In a report to clients, CGS-CIMB said it expected Pentamaster’s earnings to rebound in the second half of FY2020, driven by resumption of testers delivery to countries like Singapore and Taiwan since July.

“Moreover, we see a stronger recovery in telecommunications demand, underpinned by the group’s strategy to expand its exposure in optoelectronics ecosystem and 3D sensing technology, driven by new applications such as 3D LiDAR on Direct time-of-flight platform and behind-OLED sensing for facial authentication, ” it told clients.

It noted that the group was also broadening its automotive portfolio exposure, which now covers silicon carbide (SiC)-based solutions, IGBT and AC/DC power inverters that will benefit from the proliferation of EV and autonomous driving.

“Apart from that, we like the group’s strategy of diversifying into the medical segment, which offers higher margins and helps diversify its exposure beyond telecommunication, ” the research outfit said.

Pentamaster plant.Pentamaster plant.

It has upgraded the stock from “hold” to “add” with an unchanged target price of RM4.80.

AmInvestment Bank in its its research report however cut its recommendation for the Pentamaster stock to “underweight” from “hold” with a lower fair value of RM3.21.

It also cut its FY2020–FY2021 forecasts by 2%-10% after accounting for Pentamaster’s weaker-than-expected second quarter results, and its move to diversify into the medical device business by producing single-use medical devices.

It said Pentamaster’s second quarter results came in below expectations at RM17mil, bringing its first half core profit to RM33mil.

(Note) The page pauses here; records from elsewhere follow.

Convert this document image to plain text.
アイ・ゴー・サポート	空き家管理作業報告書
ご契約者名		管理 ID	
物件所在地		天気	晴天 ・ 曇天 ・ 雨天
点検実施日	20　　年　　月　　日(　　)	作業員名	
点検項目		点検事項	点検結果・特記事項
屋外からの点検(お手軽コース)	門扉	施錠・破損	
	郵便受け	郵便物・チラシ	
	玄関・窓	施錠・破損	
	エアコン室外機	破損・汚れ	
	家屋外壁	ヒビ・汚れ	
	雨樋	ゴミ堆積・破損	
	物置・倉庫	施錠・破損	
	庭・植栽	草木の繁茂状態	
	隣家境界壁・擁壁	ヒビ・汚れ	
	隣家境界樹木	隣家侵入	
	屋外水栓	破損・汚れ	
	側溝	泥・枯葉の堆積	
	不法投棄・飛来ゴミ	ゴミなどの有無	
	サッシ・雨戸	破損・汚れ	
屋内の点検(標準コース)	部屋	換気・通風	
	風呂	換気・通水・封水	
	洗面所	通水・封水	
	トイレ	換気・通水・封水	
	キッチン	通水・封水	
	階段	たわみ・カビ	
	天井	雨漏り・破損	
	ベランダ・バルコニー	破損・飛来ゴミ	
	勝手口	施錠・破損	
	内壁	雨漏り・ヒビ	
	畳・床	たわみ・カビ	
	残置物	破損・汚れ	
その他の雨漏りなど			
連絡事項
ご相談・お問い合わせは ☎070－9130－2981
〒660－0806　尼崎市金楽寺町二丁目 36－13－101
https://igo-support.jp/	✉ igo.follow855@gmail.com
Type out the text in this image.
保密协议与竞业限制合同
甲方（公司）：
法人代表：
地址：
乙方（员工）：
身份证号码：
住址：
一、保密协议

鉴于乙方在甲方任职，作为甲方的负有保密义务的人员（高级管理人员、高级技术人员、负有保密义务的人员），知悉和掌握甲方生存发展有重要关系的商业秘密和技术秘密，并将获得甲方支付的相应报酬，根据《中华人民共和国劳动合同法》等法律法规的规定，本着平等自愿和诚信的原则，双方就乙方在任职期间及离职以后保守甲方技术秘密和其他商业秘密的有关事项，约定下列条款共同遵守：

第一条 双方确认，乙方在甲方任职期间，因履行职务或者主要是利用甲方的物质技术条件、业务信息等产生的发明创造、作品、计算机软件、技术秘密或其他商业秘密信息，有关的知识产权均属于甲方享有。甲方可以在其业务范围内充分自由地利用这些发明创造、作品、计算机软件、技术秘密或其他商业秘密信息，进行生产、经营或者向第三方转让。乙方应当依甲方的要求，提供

“Although we continue to like Pentamaster due to its positive prospects, we deem that the stock is overvalued given the recent run-up in its share price, ” it told clients.

It noted that Pentamaster’s positive prospects are driven by higher demand of smart sensors in devices, the increasing adoption of Industry 4.0 and margin expansion from portfolio diversification efforts across all market segments.

“Meanwhile, key risks include delays in Covid-19 earnings recovery; and the escalation of US-China trade war tensions leading to order uncertainty, ” AmResearch said.

In its report, CGS-CIMB said the Pentamaster stock has fallen by 14% from its year-to-date high on Aug 5.

“We see the recent pullback in its share price as offering a good re-entry opportunity given the stock is still trading at a 15% discount to the Malaysian test equipment FY2021 sector mean of 31 times, ” it said.

Based on its closing price of RM4.35 yesterday, the company is valued at over RM3bil.